Hai Juri MasterChef UK, Tak Ada Rendang Ayam yang Krispi

Oleh: Nuran Wibisono - 4 April 2018
Dibaca Normal 3 menit
Oleh dua juri MasterChef UK, rendang ayam dikritik karena tidak krispi dan berselimutkan bumbu.
tirto.id - Alkisah, seorang kontestan Masterchef UK asal Malaysia memasak hidangan nasi lemak. Lengkap dengan sambal udang, ikan asin, telur dadar, dan rendang ayam. Dua orang juri, John Torode dan Gregg Wallace menyantapnya. Semua tampak akan baik-baik saja, termasuk hidangan udang yang dipuji, hingga Wallace memberikan komentar.

"Aku suka rasa rendangnya. Ada manis alami dari santan. Namun, kulit ayamnya tidak krispi. Jadi kulitnya tak bisa dimakan, dan bumbu rendangnya menyelimuti seluruh kulitnya sehingga aku tak bisa menyantapnya."

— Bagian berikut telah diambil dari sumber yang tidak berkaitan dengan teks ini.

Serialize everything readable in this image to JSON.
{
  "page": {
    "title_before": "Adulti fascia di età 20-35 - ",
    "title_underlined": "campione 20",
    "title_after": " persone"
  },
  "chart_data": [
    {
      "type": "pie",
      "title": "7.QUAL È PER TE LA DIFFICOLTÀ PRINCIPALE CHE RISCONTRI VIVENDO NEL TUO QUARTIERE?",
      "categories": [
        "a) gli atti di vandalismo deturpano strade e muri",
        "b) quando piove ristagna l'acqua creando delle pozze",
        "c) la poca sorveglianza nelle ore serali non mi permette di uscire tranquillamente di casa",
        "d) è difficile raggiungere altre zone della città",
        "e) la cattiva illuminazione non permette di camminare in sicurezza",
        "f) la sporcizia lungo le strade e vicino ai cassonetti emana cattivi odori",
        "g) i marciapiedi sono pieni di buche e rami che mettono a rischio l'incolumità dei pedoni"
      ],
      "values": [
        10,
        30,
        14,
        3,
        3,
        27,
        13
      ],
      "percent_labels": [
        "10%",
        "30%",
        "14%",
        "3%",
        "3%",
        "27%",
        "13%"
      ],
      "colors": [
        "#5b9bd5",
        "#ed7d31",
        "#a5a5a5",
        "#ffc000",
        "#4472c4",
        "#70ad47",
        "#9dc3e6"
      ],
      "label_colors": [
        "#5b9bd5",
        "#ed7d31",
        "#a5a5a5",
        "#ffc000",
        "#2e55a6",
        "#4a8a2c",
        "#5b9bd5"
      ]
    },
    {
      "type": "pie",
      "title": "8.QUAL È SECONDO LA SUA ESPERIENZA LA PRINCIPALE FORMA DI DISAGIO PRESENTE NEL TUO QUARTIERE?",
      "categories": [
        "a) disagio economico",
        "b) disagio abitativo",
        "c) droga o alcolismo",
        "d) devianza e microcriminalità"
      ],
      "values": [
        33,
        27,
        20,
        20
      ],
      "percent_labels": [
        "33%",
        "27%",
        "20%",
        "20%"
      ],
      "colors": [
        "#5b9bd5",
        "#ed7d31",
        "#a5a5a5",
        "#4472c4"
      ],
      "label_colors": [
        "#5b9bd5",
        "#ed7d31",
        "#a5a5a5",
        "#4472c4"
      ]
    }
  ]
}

Di akhir acara, sang peserta bernama Zaleha Kadir Olpin yang sekarang tinggal di Bristol, dipulangkan. Namun bukan itu yang membuat geger. Tetapi komentar Wallace yang dianggap menandakan nihilnya pemahaman kuliner.

Saat pertama kali membaca artikel itu di New Straits Times, banyak orang, termasuk saya, berharap bahwa berita rendang ayam tak krispi itu adalah sekadar lelucon April Mop belaka. Ternyata tidak. Independent juga memuat berita itu, lengkap dengan videonya.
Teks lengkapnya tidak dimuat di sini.